The military and the Civil Defense Directorate are in charge of removing mines and unexploded explosives there, but their work is limited by their security responsibilities, and they sometimes have to wait for an appeal, complaint, or communication and information to be received before moving forward, implying that there are no vicious forces at work, according to local sources The Iraqi Observatory for Human Rights spoke to.

In addition to ISIS remnants, millions of mines from the eight-year war between Iraq and Iran (1980-1988), as well as mines from the 1991 invasion of Kuwait, are strewn across the border between the two countriess, from Basra to Sulaymaniyah through Diyala.

Many of these mines burst on civilians, including women and children, killing hundreds of people, and floods wash away scores of more every year.

Hundreds of people have died as a result of these explosives, including shepherds and individuals looking for scrap metal. Because several of its residents lost limbs as a result of mines and explosive ordnance, the village of Jurf al-Malah in Basra's Shatt al-Arab district was renamed "Al-Batran Village".

In December, a landmine exploded on five youngsters on their way home from school in Afak district, Diwaniyah governorate, southern Iraq, amputating one of their feet and wounding the others, and a mine exploded on family members on a picnic in Basra governorate.

Since 2014, Iraqi authorities have received hundreds of millions of dollars in aid from countries and international organizations to spend on efforts to remove mines and explosives, but this support has decreased due to concerns among donors that the funds would not reach their intended destination due to "corruption" in Iraq's government. Some foreign parties publicly questioned the country's use of revenues from its oil resources for this purpose, as well as its reliance on the international community.

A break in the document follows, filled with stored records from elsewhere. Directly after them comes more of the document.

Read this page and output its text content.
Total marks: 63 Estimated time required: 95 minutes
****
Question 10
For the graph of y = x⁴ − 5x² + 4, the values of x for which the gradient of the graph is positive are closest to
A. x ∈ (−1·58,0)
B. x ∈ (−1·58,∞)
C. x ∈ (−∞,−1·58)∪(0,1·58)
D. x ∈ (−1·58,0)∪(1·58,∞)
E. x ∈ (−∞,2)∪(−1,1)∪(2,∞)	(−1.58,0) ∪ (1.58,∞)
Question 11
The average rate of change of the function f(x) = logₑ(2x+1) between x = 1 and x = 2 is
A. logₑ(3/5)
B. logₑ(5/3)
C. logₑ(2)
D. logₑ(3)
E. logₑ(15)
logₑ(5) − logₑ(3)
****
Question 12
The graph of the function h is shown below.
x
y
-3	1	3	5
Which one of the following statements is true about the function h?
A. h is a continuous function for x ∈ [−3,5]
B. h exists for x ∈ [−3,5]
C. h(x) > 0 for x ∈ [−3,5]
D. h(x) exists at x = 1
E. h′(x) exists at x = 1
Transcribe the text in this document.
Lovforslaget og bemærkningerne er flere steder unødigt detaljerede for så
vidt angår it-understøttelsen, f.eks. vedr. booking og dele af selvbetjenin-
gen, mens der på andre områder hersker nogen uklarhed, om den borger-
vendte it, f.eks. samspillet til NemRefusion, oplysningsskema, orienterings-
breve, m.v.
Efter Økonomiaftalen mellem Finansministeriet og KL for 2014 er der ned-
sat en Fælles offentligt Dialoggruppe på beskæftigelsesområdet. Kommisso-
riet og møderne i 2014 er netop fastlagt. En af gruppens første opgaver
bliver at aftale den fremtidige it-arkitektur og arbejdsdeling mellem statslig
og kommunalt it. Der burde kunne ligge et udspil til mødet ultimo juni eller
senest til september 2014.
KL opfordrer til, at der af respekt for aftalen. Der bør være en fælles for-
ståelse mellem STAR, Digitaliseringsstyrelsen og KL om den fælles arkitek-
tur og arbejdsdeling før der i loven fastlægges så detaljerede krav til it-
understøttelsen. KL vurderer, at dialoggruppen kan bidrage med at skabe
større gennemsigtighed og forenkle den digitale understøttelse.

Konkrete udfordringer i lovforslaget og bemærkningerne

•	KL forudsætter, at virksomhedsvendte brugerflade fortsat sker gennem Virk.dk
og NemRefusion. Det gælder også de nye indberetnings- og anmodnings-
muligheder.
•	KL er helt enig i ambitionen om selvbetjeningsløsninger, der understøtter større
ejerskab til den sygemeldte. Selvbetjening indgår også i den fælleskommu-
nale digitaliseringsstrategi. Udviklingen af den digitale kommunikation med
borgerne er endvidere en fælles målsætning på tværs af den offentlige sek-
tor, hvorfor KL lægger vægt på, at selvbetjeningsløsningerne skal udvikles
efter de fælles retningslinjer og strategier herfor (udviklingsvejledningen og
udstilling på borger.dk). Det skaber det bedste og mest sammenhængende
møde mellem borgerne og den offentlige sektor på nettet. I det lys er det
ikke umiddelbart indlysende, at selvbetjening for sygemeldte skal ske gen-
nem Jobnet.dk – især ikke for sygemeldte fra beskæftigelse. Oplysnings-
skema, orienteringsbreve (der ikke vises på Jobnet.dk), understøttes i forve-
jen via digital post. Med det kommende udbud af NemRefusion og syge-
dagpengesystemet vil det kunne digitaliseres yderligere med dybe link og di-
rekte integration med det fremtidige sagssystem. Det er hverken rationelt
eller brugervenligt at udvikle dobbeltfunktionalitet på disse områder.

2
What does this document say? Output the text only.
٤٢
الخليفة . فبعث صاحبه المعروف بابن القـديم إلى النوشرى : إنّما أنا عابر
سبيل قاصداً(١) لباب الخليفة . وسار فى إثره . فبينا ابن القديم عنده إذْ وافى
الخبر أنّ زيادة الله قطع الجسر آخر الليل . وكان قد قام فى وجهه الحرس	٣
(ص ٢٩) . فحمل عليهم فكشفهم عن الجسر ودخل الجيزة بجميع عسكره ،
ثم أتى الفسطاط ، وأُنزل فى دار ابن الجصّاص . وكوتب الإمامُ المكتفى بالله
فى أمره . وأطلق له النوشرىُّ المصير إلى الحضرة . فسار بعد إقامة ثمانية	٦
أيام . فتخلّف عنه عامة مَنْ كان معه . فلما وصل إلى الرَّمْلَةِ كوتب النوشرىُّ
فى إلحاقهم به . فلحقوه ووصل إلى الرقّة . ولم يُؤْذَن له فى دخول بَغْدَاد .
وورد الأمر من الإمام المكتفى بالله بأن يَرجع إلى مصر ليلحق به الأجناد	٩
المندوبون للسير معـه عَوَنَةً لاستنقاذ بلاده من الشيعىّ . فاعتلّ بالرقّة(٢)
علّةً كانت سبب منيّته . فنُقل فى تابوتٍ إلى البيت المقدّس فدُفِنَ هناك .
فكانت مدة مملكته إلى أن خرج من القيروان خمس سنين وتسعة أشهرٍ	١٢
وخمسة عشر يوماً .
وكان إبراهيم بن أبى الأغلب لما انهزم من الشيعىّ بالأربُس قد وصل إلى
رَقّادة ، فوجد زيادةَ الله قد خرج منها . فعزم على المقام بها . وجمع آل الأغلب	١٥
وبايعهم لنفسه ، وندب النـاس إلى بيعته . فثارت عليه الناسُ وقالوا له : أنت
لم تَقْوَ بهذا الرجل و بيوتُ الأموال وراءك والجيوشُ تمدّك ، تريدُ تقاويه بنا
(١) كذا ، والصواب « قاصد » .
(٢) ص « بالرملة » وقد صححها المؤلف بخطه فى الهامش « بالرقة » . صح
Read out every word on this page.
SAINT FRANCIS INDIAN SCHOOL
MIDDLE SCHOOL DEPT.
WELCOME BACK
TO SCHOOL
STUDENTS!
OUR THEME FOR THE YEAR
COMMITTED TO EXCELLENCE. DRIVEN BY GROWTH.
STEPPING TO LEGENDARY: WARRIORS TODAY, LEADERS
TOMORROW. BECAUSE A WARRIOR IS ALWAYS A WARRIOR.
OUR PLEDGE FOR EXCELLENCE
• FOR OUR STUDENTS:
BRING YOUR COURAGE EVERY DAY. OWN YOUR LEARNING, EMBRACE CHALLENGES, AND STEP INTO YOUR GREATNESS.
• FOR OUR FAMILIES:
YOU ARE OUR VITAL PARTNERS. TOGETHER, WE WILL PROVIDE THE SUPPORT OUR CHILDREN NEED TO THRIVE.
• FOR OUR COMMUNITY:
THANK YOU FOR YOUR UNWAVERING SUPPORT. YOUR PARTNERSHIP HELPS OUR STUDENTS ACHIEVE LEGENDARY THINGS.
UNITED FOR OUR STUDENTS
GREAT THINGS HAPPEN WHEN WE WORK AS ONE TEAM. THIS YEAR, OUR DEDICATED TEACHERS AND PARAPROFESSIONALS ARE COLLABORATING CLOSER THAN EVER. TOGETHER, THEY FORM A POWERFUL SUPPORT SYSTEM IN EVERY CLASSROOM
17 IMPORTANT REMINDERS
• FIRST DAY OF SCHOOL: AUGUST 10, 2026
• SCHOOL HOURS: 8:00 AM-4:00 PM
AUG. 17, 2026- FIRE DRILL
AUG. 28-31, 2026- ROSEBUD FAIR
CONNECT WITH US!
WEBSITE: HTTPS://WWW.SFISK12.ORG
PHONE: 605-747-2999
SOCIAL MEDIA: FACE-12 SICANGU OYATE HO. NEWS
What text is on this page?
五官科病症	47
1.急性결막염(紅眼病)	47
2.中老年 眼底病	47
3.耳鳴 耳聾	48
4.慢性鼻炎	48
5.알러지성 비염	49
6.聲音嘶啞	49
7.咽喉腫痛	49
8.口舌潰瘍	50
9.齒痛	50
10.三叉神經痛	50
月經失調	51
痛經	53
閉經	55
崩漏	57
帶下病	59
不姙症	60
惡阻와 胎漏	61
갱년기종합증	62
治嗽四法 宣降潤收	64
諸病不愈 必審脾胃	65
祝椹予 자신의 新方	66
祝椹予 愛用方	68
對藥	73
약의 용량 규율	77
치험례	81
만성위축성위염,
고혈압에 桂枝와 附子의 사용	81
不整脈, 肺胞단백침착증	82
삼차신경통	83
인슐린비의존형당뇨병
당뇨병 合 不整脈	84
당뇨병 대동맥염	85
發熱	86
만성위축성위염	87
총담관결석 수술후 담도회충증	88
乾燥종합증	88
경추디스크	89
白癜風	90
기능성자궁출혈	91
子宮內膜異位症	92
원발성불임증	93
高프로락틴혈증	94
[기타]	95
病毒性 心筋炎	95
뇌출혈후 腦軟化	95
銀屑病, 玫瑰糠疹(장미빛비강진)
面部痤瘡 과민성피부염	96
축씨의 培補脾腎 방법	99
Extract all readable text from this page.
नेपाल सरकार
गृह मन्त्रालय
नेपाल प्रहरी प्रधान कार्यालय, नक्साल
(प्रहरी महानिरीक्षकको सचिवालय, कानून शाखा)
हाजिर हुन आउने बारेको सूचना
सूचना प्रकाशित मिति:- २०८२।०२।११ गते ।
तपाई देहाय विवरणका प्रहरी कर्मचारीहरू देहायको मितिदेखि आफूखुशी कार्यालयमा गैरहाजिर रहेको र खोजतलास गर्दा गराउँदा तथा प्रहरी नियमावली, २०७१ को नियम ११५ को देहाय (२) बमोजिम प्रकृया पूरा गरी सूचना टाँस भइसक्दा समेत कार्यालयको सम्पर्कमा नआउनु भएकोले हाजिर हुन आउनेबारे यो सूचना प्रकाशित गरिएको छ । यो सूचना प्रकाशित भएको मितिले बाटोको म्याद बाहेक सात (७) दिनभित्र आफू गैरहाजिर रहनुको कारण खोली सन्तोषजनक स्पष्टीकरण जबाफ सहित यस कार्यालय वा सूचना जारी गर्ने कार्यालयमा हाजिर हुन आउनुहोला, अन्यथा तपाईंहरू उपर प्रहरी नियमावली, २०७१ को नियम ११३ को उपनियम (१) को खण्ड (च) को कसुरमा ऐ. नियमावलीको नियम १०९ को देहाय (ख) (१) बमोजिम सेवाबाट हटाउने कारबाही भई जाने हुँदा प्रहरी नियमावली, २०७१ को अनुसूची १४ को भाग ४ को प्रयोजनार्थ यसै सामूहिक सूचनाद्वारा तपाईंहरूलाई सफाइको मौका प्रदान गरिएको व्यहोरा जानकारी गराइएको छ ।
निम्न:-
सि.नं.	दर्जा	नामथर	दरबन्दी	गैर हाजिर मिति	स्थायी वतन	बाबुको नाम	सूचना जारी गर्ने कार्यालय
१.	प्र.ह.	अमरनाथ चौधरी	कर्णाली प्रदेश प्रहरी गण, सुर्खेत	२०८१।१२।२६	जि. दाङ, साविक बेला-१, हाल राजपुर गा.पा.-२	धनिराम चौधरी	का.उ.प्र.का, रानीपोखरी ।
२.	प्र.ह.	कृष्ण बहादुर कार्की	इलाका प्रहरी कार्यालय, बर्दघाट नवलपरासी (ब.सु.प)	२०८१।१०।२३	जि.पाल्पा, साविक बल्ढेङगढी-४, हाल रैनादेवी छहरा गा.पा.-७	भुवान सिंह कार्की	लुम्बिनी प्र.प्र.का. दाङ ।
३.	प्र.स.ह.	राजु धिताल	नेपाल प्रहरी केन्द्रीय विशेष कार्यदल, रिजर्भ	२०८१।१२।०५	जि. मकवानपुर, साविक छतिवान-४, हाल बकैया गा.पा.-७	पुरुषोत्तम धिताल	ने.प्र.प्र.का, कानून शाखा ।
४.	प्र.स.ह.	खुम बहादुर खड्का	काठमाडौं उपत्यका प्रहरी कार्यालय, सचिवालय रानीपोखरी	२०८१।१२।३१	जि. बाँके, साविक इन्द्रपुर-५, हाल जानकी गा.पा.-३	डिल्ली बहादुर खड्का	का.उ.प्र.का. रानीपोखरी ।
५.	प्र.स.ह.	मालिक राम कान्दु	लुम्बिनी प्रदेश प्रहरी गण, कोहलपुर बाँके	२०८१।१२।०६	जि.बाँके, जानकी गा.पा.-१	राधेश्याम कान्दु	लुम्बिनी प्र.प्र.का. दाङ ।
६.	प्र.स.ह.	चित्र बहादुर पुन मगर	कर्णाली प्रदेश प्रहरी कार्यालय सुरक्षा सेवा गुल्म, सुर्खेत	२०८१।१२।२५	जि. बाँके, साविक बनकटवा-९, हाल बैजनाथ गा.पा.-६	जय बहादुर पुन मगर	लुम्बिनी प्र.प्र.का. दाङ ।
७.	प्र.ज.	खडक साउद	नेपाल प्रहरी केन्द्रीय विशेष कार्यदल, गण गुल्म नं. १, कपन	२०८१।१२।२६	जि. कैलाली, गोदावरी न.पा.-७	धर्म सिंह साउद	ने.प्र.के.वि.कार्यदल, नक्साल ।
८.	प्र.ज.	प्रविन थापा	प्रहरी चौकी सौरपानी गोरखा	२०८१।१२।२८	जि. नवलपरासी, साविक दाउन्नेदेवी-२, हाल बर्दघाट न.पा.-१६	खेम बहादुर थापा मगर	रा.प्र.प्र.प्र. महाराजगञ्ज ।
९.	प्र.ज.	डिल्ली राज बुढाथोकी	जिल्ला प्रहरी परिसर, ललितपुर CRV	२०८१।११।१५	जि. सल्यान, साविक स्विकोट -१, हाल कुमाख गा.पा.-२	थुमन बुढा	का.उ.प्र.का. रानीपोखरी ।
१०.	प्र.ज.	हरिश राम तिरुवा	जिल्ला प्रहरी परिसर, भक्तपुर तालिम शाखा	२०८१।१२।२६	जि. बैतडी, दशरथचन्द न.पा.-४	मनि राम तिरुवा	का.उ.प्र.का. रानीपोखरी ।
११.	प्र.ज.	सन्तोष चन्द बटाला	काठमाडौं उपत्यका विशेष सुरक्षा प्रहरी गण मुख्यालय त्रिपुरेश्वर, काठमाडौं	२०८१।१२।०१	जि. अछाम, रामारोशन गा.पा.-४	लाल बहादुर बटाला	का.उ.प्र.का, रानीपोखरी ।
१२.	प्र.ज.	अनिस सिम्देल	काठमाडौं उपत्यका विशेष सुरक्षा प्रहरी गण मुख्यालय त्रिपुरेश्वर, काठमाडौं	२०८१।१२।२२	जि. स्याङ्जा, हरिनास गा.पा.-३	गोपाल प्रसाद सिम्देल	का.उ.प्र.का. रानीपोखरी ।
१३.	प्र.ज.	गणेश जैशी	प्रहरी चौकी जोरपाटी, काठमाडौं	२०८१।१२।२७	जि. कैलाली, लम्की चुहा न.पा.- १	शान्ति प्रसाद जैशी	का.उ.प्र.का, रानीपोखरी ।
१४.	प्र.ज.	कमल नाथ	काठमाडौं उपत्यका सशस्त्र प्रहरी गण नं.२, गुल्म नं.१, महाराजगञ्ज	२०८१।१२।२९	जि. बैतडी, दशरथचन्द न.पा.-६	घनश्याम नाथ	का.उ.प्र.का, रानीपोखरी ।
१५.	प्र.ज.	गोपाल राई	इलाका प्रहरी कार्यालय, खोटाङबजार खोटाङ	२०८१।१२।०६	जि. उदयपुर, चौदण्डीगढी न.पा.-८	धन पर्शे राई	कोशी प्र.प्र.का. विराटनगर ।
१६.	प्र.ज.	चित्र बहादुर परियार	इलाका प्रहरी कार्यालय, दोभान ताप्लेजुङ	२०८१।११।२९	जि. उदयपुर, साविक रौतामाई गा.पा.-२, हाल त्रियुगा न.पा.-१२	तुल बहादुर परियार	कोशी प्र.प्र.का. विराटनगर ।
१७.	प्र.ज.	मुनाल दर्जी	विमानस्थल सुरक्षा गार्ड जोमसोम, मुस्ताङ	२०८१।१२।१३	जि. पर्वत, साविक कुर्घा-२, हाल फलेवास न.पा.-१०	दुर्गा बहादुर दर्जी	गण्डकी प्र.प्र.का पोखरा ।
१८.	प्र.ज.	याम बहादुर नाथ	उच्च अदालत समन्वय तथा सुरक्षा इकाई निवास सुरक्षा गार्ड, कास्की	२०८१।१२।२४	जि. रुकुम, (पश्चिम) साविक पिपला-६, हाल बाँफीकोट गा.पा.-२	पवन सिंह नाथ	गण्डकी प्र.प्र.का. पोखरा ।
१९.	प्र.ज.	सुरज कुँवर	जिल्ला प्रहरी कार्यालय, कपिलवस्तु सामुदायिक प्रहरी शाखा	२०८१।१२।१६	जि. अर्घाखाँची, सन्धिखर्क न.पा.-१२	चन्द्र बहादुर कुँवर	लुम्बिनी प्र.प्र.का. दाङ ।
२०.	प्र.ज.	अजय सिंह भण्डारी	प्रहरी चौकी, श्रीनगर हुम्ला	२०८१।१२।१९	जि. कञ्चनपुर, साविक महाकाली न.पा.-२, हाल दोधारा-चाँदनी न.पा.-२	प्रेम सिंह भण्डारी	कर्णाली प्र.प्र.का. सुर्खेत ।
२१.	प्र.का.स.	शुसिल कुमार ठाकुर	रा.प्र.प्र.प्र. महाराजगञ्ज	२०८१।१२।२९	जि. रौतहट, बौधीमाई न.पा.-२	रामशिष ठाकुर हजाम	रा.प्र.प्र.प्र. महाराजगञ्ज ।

Authorities counted 34,000 victims of explosives and unexploded mines, but they believe the true figure is far higher, and they anticipate that there are polluted places that have yet to be identified.

According to local sources and experts who spoke to the Iraqi Observatory for Human Rights, another aspect of the problem is the ease of making explosives and the availability of raw materials for them, "so that it is possible to turn a can of tomato paste into a bomb and use it in clan conflicts, for example, or to threaten and so on".

These concerns obstruct the return to a safe and stable existence for residents of liberated cities as well as residents of areas near minefields from the 1980s war, jeopardizing their livelihoods such as agriculture and jeopardizing the safety of their children and women.

Therefore, the Iraqi Observatory for Human Rights urges Iraqi authorities to make greater efforts to clear mines, missiles, and unexploded bombs, systematize the work of the program they are implementing, use modern procedures and advanced tools, and not rely solely on manual labor.

According to The Observatory, achieving the goal of the Iraqi authorities' program to remove all mines from the country by 2028 requires international support and effective participation on the ground by specialized organizations.

The Iraqi Observatory for Human Rights urges concerned government agencies to pay attention to disabled mine victims, to provide free prosthetic limbs to those who need them through a quick and direct mechanism, to provide the best possible services for them, and to simplify their registration procedures in the social protection network without intermediary or complication.